Dans le cas d’espèce, il n’est pas contesté que la partie nord des parcelles de la recourante a été utilisée comme décharge communale pendant dix ans. Cela suffit, à rigueur de droit, à en faire un site pollué, sans qu’il soit nécessaire de procéder à une quelconque investigation pour établir la réalité d’une pollution et son niveau.
Dans la systématique instaurée par l’OSites et reprise telle quelle par la LaLSites, l’investigation préalable n’intervient, cas échéant, qu’à une étape ultérieure, pour apprécier et évaluer les besoins de surveillance et d’assainissement d’un site pollué classé dans la catégorie des sites pour lesquels il convient de déterminer s’ils nécessitent un telle surveillance ou assainissement (art. 5 al. 4 let. b et 7 OSites).
Au vu de ce qui précède, le DIAE a ainsi constaté à bon droit que la pollution du site en cause était très probable, sur la base des éléments en sa possession.
La recourante soutient que l’inscription d’un bien immobilier au cadastre des sites pollués est susceptible d’entraîner une perte de valeur foncière. Quant bien même cette allégation serait démontrée pour les parcelles en cause, l’argument ne serait pas pertinent à ce stade de la procédure instituée par l’OSites.

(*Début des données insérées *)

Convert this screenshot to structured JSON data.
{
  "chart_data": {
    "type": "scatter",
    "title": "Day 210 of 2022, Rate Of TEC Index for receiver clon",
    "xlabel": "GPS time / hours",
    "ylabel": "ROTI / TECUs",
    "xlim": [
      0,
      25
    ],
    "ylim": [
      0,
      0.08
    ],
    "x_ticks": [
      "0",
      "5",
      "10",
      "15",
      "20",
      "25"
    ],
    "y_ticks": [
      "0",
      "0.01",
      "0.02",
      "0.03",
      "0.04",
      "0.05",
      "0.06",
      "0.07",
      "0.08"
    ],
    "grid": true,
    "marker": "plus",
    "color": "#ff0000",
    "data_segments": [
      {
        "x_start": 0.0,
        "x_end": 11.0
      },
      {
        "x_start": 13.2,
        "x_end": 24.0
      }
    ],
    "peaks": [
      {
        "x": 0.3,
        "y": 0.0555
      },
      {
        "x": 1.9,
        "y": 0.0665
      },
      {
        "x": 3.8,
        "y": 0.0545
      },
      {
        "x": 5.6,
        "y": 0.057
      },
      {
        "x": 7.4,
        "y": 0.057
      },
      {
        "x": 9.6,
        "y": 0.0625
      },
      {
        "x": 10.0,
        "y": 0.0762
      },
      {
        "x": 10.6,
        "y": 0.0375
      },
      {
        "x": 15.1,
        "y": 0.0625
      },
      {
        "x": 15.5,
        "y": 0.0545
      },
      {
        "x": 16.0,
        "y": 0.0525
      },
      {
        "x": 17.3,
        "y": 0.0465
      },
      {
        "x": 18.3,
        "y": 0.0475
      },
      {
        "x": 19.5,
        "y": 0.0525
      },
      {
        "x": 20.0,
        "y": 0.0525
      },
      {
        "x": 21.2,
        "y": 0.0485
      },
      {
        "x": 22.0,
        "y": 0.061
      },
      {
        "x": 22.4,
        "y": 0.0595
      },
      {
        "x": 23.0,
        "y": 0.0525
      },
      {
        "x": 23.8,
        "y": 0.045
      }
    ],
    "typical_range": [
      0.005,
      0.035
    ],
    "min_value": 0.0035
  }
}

Le grief sera ainsi écarté.
Mal fondé, le recours doit être rejeté.
Vu l’issue du litige, un émolument de CHF 1'000.- sera mis à la charge de la recourante qui succombe (art. 87 LPA).
PAR CES MOTIFS LE TRIBUNAL ADMINISTRATIF
à la forme :
déclare recevable le recours interjeté le 13 avril 2005 par Mesdames Christine, Isabelle, Marie-Thérèse Piuz et Monsieur Jean-François Piuz contre la décision de la commission cantonale de recours en matière de constructions du 11 mars 2005 ;
au fond :
le rejette ;
met à la charge de Mesdames Christine, Isabelle, Marie-Thérèse Piuz et Monsieur Jean-François Piuz, conjointement et solidairement, un émolument de CHF 1'000.- ;
dit que, conformément aux articles 97 et suivants de la loi fédérale d'organisation judiciaire, le présent arrêt peut être porté, par voie de recours de droit administratif, dans les trente jours dès sa notification, par devant le Tribunal fédéral ; le mémoire de recours doit indiquer les conclusions, motifs et moyens de preuve et porter la signature du recourant ou de son mandataire ; il doit être adressé en trois exemplaires au moins au Tribunal fédéral, 1000 Lausanne 14 ; le présent arrêt et les pièces en possession du recourant, invoquées comme moyen de preuve, doivent être joints à l'envoi ;
communique le présent arrêt à Mesdames Christine, Isabelle, Marie-Thérèse Piuz et Monsieur Jean-François Piuz, à la commission cantonale de recours en matière de constructions, ainsi qu’au département de l'intérieur, de l’agriculture et de l'environnement.
Siégeants : M. Paychère, président, Mmes Bovy et Hurni, M. Thélin, Mme Junod, juges.
Au nom du Tribunal administratif :
la greffière-juriste :
C. Del Gaudio-Siegrist
le président :
F. Paychère
Copie conforme de cet arrêt a été communiquée aux parties.